Kısa bir müddet sonra başımı düz tuttum ve bakışlarım bu kez tavanı buldu. Derin bir nefes verdiğim sırada zihnim yavaş yavaş toparlanmaya başladı ve az önceki uyuşuk halime kıyasla gece yaşadıklarım aklıma gelmişti ki, deminden beri yaşadığım bedensel uyuşukluktan duygularım payına düşen sükuneti asla yaşayamadı.

Çünkü dün geceye ait görüntüler aniden aklıma istila etti ve ben bu hakikate dayanarak hızlıca pikeyi üzerimden kaldırıp yerimde doğruldum.
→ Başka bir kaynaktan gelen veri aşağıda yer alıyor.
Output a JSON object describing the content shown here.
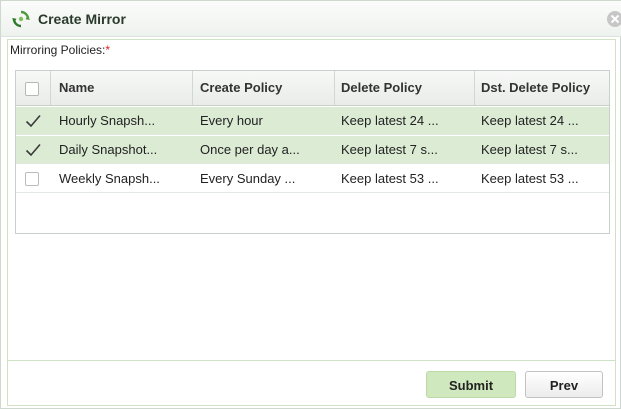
{
  "dialog": {
    "title": "Create Mirror",
    "icon": "recycle-arrows-icon"
  },
  "form": {
    "policies_label": "Mirroring Policies:",
    "required_marker": "*"
  },
  "table": {
    "columns": [
      "Name",
      "Create Policy",
      "Delete Policy",
      "Dst. Delete Policy"
    ],
    "rows": [
      {
        "selected": true,
        "name": "Hourly Snapsh...",
        "create": "Every hour",
        "delete": "Keep latest 24 ...",
        "dst_delete": "Keep latest 24 ..."
      },
      {
        "selected": true,
        "name": "Daily Snapshot...",
        "create": "Once per day a...",
        "delete": "Keep latest 7 s...",
        "dst_delete": "Keep latest 7 s..."
      },
      {
        "selected": false,
        "name": "Weekly Snapsh...",
        "create": "Every Sunday ...",
        "delete": "Keep latest 53 ...",
        "dst_delete": "Keep latest 53 ..."
      }
    ]
  },
  "buttons": {
    "submit": "Submit",
    "prev": "Prev"
  },
  "colors": {
    "selected_row": "#dcebd4",
    "submit_bg": "#cfe8bd",
    "required": "#e02020"
  }
}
Zira zihnimde beliren görüntüler hiç hoşuma gitmemiş ve yüreğimi ağzıma getirmeye yetmişti. Demir bütün gece biran bile olsun yanımdan ayrılmamıştı. Lakin gördüğüm kâbus o denli korkunç ve gerçekçiydi ki etkilerini hala olsun üzerimde ziyadesiyle hissedebiliyordum.